Iku é o único orixá que tem a honra de baixar na cabeça de todas as pessoas
que um dia passaram pela terra. É por isso que no axexê, o ritual fúnebre que
celebra, prepara e comemora a volta das mulheres e dos homens ao todo
primordial, prestam-se homenagens a ele, com cantos de júbilo e louvação.
Os iorubás reafirmam no mito de Iku o mistério maior que os astecas também
celebraram: a beleza da morte como viabilidade, pela restituição dos seres ao
todo primordial, da grande festa da vida.

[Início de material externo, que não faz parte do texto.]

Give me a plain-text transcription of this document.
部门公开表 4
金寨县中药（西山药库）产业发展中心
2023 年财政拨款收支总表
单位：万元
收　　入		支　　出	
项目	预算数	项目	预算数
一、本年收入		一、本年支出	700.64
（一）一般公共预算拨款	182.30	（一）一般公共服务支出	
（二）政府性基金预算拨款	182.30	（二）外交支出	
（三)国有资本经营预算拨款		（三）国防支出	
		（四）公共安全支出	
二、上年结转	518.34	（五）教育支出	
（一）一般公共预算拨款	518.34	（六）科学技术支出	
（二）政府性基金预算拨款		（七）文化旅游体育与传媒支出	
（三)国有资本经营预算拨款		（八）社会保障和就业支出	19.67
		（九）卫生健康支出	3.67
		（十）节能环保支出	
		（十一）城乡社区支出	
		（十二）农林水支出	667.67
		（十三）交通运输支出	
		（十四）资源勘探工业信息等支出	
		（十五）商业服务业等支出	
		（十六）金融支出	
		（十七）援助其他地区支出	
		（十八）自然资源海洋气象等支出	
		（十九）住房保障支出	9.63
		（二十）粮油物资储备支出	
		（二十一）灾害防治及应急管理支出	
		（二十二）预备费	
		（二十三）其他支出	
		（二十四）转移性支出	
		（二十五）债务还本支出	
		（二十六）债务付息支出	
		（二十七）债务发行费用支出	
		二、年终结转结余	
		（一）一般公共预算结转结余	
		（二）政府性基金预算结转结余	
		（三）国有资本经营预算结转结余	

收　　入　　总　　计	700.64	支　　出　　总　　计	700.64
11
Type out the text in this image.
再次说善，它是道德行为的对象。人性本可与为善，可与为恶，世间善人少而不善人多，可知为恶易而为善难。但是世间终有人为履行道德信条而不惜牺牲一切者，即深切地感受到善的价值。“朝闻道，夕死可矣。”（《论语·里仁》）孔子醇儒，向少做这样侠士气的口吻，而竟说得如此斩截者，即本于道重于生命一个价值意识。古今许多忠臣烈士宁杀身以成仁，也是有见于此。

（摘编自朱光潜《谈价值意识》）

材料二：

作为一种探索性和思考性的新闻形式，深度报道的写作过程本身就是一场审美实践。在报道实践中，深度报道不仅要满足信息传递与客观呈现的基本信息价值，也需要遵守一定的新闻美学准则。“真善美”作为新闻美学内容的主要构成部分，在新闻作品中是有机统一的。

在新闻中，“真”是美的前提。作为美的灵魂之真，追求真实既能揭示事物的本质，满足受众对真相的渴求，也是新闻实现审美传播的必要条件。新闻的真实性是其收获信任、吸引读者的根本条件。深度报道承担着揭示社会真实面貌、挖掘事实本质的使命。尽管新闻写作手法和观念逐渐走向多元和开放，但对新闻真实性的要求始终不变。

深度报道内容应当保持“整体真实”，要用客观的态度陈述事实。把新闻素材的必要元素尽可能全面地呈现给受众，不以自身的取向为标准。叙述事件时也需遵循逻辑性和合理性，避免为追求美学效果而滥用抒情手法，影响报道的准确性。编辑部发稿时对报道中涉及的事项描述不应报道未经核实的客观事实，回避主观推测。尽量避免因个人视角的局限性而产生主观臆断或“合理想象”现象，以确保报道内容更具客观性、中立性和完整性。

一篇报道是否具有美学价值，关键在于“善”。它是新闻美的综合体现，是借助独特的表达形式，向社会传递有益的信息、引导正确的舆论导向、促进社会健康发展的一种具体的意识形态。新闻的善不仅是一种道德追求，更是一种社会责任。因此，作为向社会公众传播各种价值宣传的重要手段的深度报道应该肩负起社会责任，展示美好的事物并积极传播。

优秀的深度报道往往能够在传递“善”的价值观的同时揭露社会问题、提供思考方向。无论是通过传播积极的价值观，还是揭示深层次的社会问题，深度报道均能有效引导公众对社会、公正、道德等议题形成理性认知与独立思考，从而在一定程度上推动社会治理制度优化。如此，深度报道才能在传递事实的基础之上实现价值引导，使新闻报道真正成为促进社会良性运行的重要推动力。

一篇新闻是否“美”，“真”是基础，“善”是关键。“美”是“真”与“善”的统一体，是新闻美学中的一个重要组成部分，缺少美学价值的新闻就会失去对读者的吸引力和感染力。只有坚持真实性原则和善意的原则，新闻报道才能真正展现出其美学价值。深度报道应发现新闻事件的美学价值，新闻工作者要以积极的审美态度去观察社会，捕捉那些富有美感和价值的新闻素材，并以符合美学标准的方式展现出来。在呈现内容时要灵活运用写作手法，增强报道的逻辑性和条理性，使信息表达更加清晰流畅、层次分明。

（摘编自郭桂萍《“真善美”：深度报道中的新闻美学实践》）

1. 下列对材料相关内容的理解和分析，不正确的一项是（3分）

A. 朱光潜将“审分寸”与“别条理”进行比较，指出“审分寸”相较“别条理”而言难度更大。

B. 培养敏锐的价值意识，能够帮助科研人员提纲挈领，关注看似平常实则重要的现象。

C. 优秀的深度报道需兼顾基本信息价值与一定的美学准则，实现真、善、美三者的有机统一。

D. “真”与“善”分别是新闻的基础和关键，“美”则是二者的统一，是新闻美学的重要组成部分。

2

Já os ritos religiosos de diversas comunidades indígenas brasileiras, em sua


maioria, fundamentam-se na força da ancestralidade e na evocação do poder
da vida sobre a morte, mesmo quando esta última é celebrada. Entre danças,
pinturas corporais, adornos e máscaras, os ritos fúnebres louvam a
continuidade e reverenciam os que já se foram e, por isso mesmo, continuam.
Contam na praia sagrada de Morená, onde os rios Kuluene, Batovi e Ronuro se
encontram para formar o Xingu, que Mavutsinim, o primeiro homem do mundo,
queria ressuscitar os mortos. Cortou toras de madeira (kuarups) e levou-as
para a aldeia. Pintou as toras e as enfeitou com adornos coloridos de penas e
miçangas.
Mavutsinim começou então a cantar e dançar, para que as toras adornadas
fossem animadas pelos espíritos dos mortos e eles voltassem a viver. Assim
aconteceu. O pajé anunciou, todavia, que os homens que tivessem tido
relações sexuais nos dias da cerimônia não poderiam ver os ressuscitados. Um
índio foi vencido pela curiosidade e desrespeitou, mesmo depois de ter mantido
relações sexuais, o recado do pajé.

Assim que a proibição foi quebrada, os ressuscitados foram embora,


desanimando as madeiras que os trouxeram de volta à vida. Mavutsinim disse,
então, que a partir daquele instante os mortos não mais viveriam na matéria. O
Kuarup seria a cerimônia que celebraria a libertação da alma dos mortos para a
vida em outro mundo.

O Kuarup costuma acontecer uma vez por ano no Xingu. Cada tronco pintado e
adornado representa um morto da comunidade. Entre cantos, danças,
lamentos e objetos dos mortos, o Kuarup marca o fim do período do luto. Com
as toras que vão embora, morre o morto e acaba a dor. Quem vive agora é o
ancestral, na dimensão da memória da comunidade e na força sagrada da
natureza de Morená; onde o sol e a lua moram.

Não conheço coisa mais humana que essa luta lindamente perdida: a de
bordar de encantamentos a nossa necessária finitude.